Gapura, Strategi Mubaligh Menyebarkan Dakwah Islam

Rep: Syahruddin el-Fikri/ Red: Agung Sasongko
Kompleks Masjid Sunan Ampel, Surabaya.
Foto: Republika/Tahta Aidilla
Kompleks Masjid Sunan Ampel, Surabaya.

REPUBLIKA.CO.ID, JAKARTA -- Sudah lama gapura dikenal dalam arsitektur Islam. Konon, di masa lalu gapura berfungsi sebagai strategi para mubaligh dalam rangka berdakwah mengajak orang masuk Islam.

Orang-orang yang masuk dan telah melintasi gapura disimbolkan telah masuk Islam. Karena itu, gapura berada di pintu masuk sebuah bangunan.

Gapura sendiri dalam bahasa Arab disebut ghafara yang berarti mengampuni atau menutupi. Ini dapat pula diartikan bahwa orang-orang yang masuk melalui gapura telah mendapat keamanan dan perlindungan dari penguasa. Gapura bisa juga sebagai tanda atau pernyataan kehormatan bagi tamu yang datang.

Tidak sebatas ditempatkan pada pada sebuah bangunan, gapura bisa pula menjadi pintu gerbang perbatasan suatu kota, benteng, keraton, dan sebagainya. Situs wikipedia mengartikan, gapura adalah suatu struktur yang umumnya merupakan simbol pintu masuk ke suatu kawasan atau daerah. Gapura juga sering diartikan sebagai pintu gerbang.
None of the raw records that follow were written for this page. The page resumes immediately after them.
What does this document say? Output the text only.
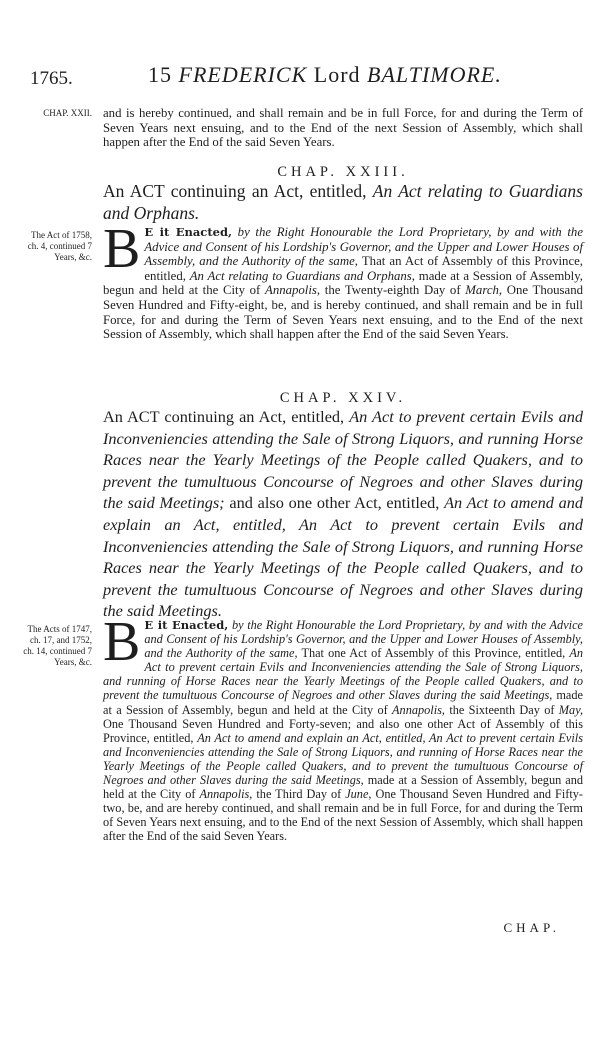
1765.	15 FREDERICK Lord BALTIMORE.
CHAP. XXII. and is hereby continued, and shall remain and be in full Force, for and during the Term of Seven Years next ensuing, and to the End of the next Session of Assembly, which shall happen after the End of the said Seven Years.
CHAP. XXIII.
An ACT continuing an Act, entitled, An Act relating to Guardians and Orphans.
The Act of 1758, ch. 4, continued 7 Years, &c. B E it Enacted, by the Right Honourable the Lord Proprietary, by and with the Advice and Consent of his Lordship's Governor, and the Upper and Lower Houses of Assembly, and the Authority of the same, That an Act of Assembly of this Province, entitled, An Act relating to Guardians and Orphans, made at a Session of Assembly, begun and held at the City of Annapolis, the Twenty-eighth Day of March, One Thousand Seven Hundred and Fifty-eight, be, and is hereby continued, and shall remain and be in full Force, for and during the Term of Seven Years next ensuing, and to the End of the next Session of Assembly, which shall happen after the End of the said Seven Years.
CHAP. XXIV.
An ACT continuing an Act, entitled, An Act to prevent certain Evils and Inconveniencies attending the Sale of Strong Liquors, and running Horse Races near the Yearly Meetings of the People called Quakers, and to prevent the tumultuous Concourse of Negroes and other Slaves during the said Meetings; and also one other Act, entitled, An Act to amend and explain an Act, entitled, An Act to prevent certain Evils and Inconveniencies attending the Sale of Strong Liquors, and running Horse Races near the Yearly Meetings of the People called Quakers, and to prevent the tumultuous Concourse of Negroes and other Slaves during the said Meetings.
The Acts of 1747, ch. 17, and 1752, ch. 14, continued 7 Years, &c. B E it Enacted, by the Right Honourable the Lord Proprietary, by and with the Advice and Consent of his Lordship's Governor, and the Upper and Lower Houses of Assembly, and the Authority of the same, That one Act of Assembly of this Province, entitled, An Act to prevent certain Evils and Inconveniencies attending the Sale of Strong Liquors, and running of Horse Races near the Yearly Meetings of the People called Quakers, and to prevent the tumultuous Concourse of Negroes and other Slaves during the said Meetings, made at a Session of Assembly, begun and held at the City of Annapolis, the Sixteenth Day of May, One Thousand Seven Hundred and Forty-seven; and also one other Act of Assembly of this Province, entitled, An Act to amend and explain an Act, entitled, An Act to prevent certain Evils and Inconveniencies attending the Sale of Strong Liquors, and running of Horse Races near the Yearly Meetings of the People called Quakers, and to prevent the tumultuous Concourse of Negroes and other Slaves during the said Meetings, made at a Session of Assembly, begun and held at the City of Annapolis, the Third Day of June, One Thousand Seven Hundred and Fifty-two, be, and are hereby continued, and shall remain and be in full Force, for and during the Term of Seven Years next ensuing, and to the End of the next Session of Assembly, which shall happen after the End of the said Seven Years.
CHAP.
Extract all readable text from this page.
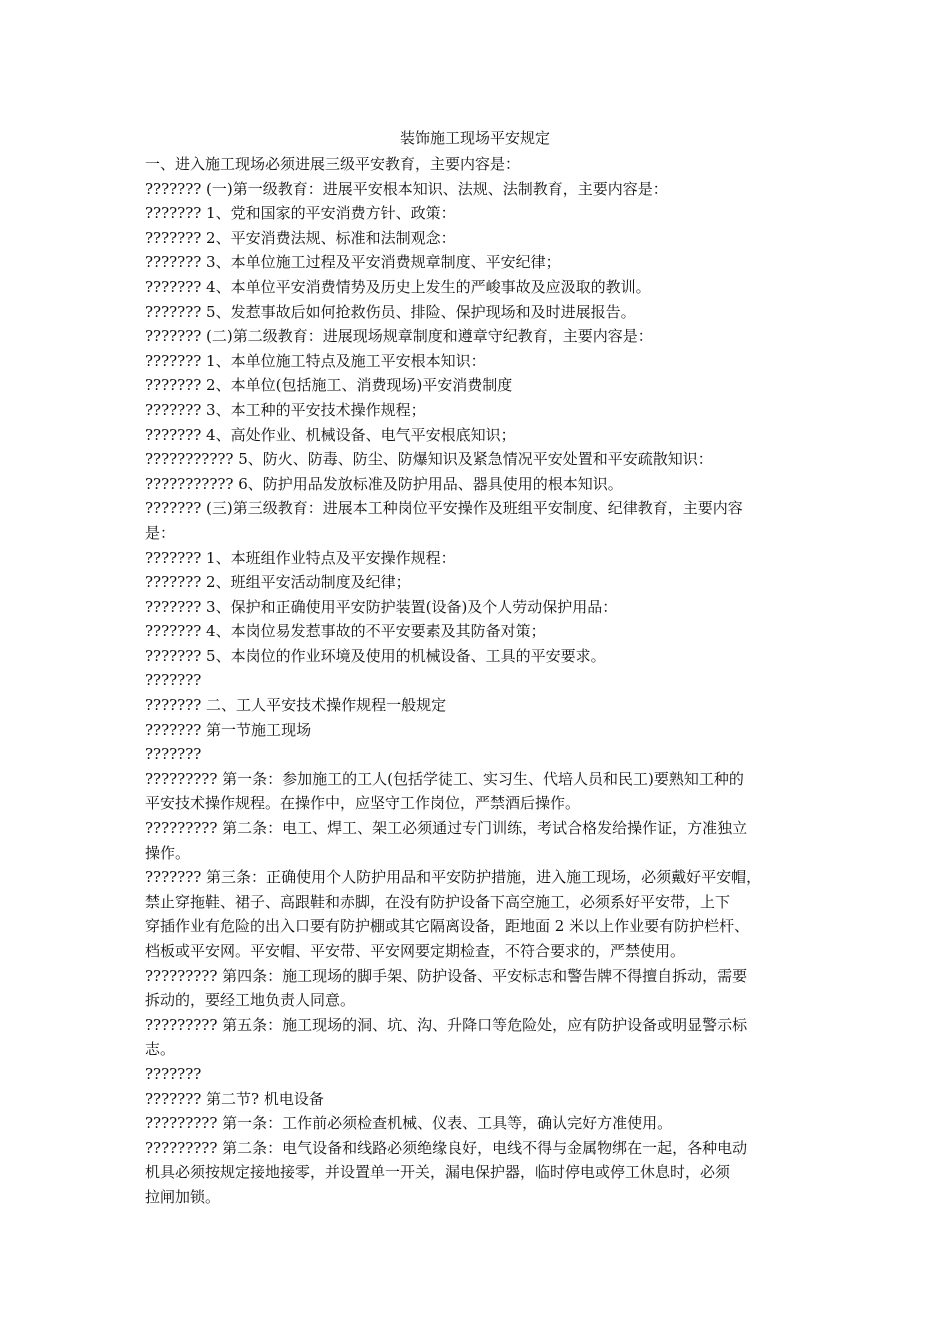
装饰施工现场平安规定
一、进入施工现场必须进展三级平安教育，主要内容是：
??????? (一)第一级教育：进展平安根本知识、法规、法制教育，主要内容是：
??????? 1、党和国家的平安消费方针、政策：
??????? 2、平安消费法规、标准和法制观念：
??????? 3、本单位施工过程及平安消费规章制度、平安纪律；
??????? 4、本单位平安消费情势及历史上发生的严峻事故及应汲取的教训。
??????? 5、发惹事故后如何抢救伤员、排险、保护现场和及时进展报告。
??????? (二)第二级教育：进展现场规章制度和遵章守纪教育，主要内容是：
??????? 1、本单位施工特点及施工平安根本知识：
??????? 2、本单位(包括施工、消费现场)平安消费制度
??????? 3、本工种的平安技术操作规程；
??????? 4、高处作业、机械设备、电气平安根底知识；
??????????? 5、防火、防毒、防尘、防爆知识及紧急情况平安处置和平安疏散知识：
??????????? 6、防护用品发放标准及防护用品、器具使用的根本知识。
??????? (三)第三级教育：进展本工种岗位平安操作及班组平安制度、纪律教育，主要内容
是：
??????? 1、本班组作业特点及平安操作规程：
??????? 2、班组平安活动制度及纪律；
??????? 3、保护和正确使用平安防护装置(设备)及个人劳动保护用品：
??????? 4、本岗位易发惹事故的不平安要素及其防备对策；
??????? 5、本岗位的作业环境及使用的机械设备、工具的平安要求。
???????
??????? 二、工人平安技术操作规程一般规定
??????? 第一节施工现场
???????
????????? 第一条：参加施工的工人(包括学徒工、实习生、代培人员和民工)要熟知工种的
平安技术操作规程。在操作中，应坚守工作岗位，严禁酒后操作。
????????? 第二条：电工、焊工、架工必须通过专门训练，考试合格发给操作证，方准独立
操作。
??????? 第三条：正确使用个人防护用品和平安防护措施，进入施工现场，必须戴好平安帽，
禁止穿拖鞋、裙子、高跟鞋和赤脚，在没有防护设备下高空施工，必须系好平安带，上下
穿插作业有危险的出入口要有防护棚或其它隔离设备，距地面 2 米以上作业要有防护栏杆、
档板或平安网。平安帽、平安带、平安网要定期检查，不符合要求的，严禁使用。
????????? 第四条：施工现场的脚手架、防护设备、平安标志和警告牌不得擅自拆动，需要
拆动的，要经工地负责人同意。
????????? 第五条：施工现场的洞、坑、沟、升降口等危险处，应有防护设备或明显警示标
志。
???????
??????? 第二节? 机电设备
????????? 第一条：工作前必须检查机械、仪表、工具等，确认完好方准使用。
????????? 第二条：电气设备和线路必须绝缘良好，电线不得与金属物绑在一起，各种电动
机具必须按规定接地接零，并设置单一开关，漏电保护器，临时停电或停工休息时，必须
拉闸加锁。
Dalam bidang arsitektur, gapura sering disebut dengan entrance , namun entrance itu sendiri tidak bisa diartikan sebagai gapura. Simbol yang dimaksudkan di sini bisa juga diartikan sebuah ikon suatu wilayah atau area. Secara hirarki sebuah gapura bisa disebut sebagai ikon karena gapura itu lebih sering menjadi komponen pertama yang dilihat ketika memasuki suatu wilayah.

Dilihat dari sifatnya, gapura dapat dibuat secara permanen, namun dapat pula hanya untuk sementara. Gapura permanen umumnya terdapat di batas kota, pintu gerbang benteng, keraton, atau suatu monumen untuk memperingati seorang tokoh atau suatu peristiwa penting. Gapura permanen melambangkan pintu masuk yang kuat, seakan-akan menjamin keamanan kota, benteng, atau keraton.

Berbeda dengan gapura permanen, gapura sementara umumnya dibangun biasa untuk kepentingan sementara, terutama pada perayaan atau peringatan penting, misalnya peringatan hari kemerdekaan suatu negara. Gapura ini biasanya bercorak warna-warni, dihiasi bendera-bendera, kertas berwarna, daun-daunan, dan sebagainya.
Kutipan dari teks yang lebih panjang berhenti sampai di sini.